Scientific breakthroughs such as the mapping of the human genome, innovative brain and neuroscience research, and a growing body of evidence regarding comorbidity between medical conditions (notably cardiovascular disease) and depression are challenging clinicians, researchers, educators, and policy makers to think systemically, systematically, and integratively about mental illness. The World Health Organization (WHO) World Mental Health Surveys: Global Perspectives on the Epidemiology of Mental Disorders is just such a systematic study and is breaking new ground in the field of descriptive psychiatric epidemiology—integrating data on prevalence, correlates, and treatment and generating new knowledge of significant utility for policy makers, educators, clinicians, researchers, and advocacy organizations.
The study editors are aware of the survey's depth and breadth but also of its "inevitable limitations," and hence they conceive of this pioneering project as only a beginning, an opening that would stimulate future such studies. They acknowledge the limitations resulting from the rigidity of existing diagnostic systems, cross-sectional data collections, and the use of fully structured rather than semi-structured clinical assessments. Other limitations include the survey's being based on household populations, thus excluding homeless people, which, in combination with possible systematic nonresponse and nonreporting, likely contributes to the results of this first generation of the WHO World Mental Health Surveys being an underestimate.
These limitations notwithstanding, the editors of the study and their global collaborators have produced a scientifically elegant and pragmatic volume. It is based on a well-orchestrated institutional collaboration between the WHO regional offices of the Americas, Africa, the Eastern Mediterranean, Europe, and the Western Pacific; the Data Collection Coordination Center of the University of Michigan Survey Research Center at the Institute for Social Research; the World Mental Health Data Analysis Coordination Center at the Department of Health Care Policy, Harvard Medical School; and scientific global collaborators.
The volume is organized into four sections—methodology, country-specific chapters, cross-sectional comparisons, and conclusions—addressing lifetime prevalence, age at onset, persistence, severity, patterns, and correlates of treatment, with a focus on anxiety disorders, mood disorders, impulse control disorders, and substance use disorders. The editors pay tribute to antecedent methodological precursors, such as the NIMH Diagnostic Interview Schedule, DSM-III, and ICD-10. These instruments, with their diagnostic criteria specificity, facilitated the development of the Diagnostic Interview Schedule, the culturally valid translation of the instrument into many languages, and the development of the Composite International Diagnostic Interview, first used in 1994 by Kessler and his team in the National Comorbidity Survey. It revealed, then, a high prevalence of mental disorders, widespread unmet treatment needs, and below par treatment adequacy.

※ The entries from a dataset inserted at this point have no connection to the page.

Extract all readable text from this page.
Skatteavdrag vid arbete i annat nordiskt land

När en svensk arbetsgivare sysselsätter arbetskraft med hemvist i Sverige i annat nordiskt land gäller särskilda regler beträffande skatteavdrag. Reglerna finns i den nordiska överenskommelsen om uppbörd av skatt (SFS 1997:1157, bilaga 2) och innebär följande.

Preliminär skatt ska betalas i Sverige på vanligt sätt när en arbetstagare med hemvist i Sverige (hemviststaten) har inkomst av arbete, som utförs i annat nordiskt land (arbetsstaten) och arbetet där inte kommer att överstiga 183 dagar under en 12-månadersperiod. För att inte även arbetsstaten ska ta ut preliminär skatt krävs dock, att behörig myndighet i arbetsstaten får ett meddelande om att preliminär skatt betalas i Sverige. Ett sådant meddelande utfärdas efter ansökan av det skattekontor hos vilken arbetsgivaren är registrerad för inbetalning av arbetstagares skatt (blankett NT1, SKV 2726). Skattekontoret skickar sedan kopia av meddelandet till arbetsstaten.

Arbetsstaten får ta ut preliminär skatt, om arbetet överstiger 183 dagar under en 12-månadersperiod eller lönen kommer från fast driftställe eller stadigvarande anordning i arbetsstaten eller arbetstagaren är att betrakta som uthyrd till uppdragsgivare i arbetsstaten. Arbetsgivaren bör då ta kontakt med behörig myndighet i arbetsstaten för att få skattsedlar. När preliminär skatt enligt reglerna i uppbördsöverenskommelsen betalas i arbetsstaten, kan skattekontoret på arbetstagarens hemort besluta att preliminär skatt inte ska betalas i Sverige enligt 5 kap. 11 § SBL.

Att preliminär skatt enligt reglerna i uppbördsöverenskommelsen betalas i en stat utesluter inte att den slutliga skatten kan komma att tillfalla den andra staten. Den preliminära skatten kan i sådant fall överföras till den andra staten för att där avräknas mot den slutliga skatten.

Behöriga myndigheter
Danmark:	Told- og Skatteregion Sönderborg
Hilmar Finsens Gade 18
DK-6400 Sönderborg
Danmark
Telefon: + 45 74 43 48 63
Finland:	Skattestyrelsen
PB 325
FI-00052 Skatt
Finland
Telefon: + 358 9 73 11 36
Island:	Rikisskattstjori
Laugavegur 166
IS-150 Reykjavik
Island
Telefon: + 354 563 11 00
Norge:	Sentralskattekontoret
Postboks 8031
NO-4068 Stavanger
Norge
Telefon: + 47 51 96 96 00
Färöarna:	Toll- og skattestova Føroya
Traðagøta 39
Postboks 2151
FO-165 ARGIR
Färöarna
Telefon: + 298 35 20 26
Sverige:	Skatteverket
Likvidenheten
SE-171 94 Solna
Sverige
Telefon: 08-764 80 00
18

The cross-national comparisons of the WHO project confirm, 15 years later, at a global level, the high prevalence of mental disorders, early age at onset, high comorbidity, substantive persistence, unmet treatment needs, significant delays between the onset and treatment, low treatment rates, and substandard treatment quality. It is noteworthy that in the U.S. sample of the survey, approximately 50% of psychiatric disorders exist by age 14, and 75% by age 24. Furthermore, most of the care (approximately 64%) is provided by nonphysicians, and of that provided by physicians, primary care physicians lead psychiatrists at a ratio of approximately 2:1. Indeed, significant barriers prevent primary care physicians from directing patients in need of psychiatric care to psychiatrists (
1).
The WHO World Mental Health Surveys project, in addition to its intrinsic value of providing valid and reliable evidence that may assist policy makers in the allocation of resources to address mental health needs at national and global levels, also has value added, especially for developing nations. This unprecedented project has provided mentorship and indirect infrastructure development, serving as a catalyst in the grooming of the next generation of research leaders, facilitating the inclusion of mental health in national health policies, and stimulating the process of the possible allocation of resources commensurate with the burden of disorders, thus strengthening health systems.
The editors acknowledge the gap that still needs to be filled between clinical practice and psychiatric epidemiology that was not fulfilled by this study. Future such studies should consider not only the "garden variety" mental and substance use disorders themselves but also their comorbidity with cardiovascular disorders, cancer, diabetes, depression, and other illnesses. Additionally, collaborative projects between researchers, clinicians, and policy makers regarding the translation, transmission, and application of this knowledge will likely be of mutual benefit.
This WHO report may serve as a catalyst in stimulating studies of modifiable risk factors, protective factors, and hypotheses that could be tested in naturalistic, quasi-experimental settings that could form the empirical foundation of future global epidemiologic studies. Existing retrospective risk factors studies, such as the Adverse Childhood Experiences Study (
2), may well inform future prospective studies of the benefits of closing the gap between clinical practice and psychiatric epidemiology, integrating primary care, mental health and public health, and including mental health in national and global health policies and across sectors.
Kessler, Üstün, and their excellent global team of WHO World Mental Health Surveys collaborators are to be commended for their vision, its execution, and their first steps of what promises to be a long and fruitful scientific journey.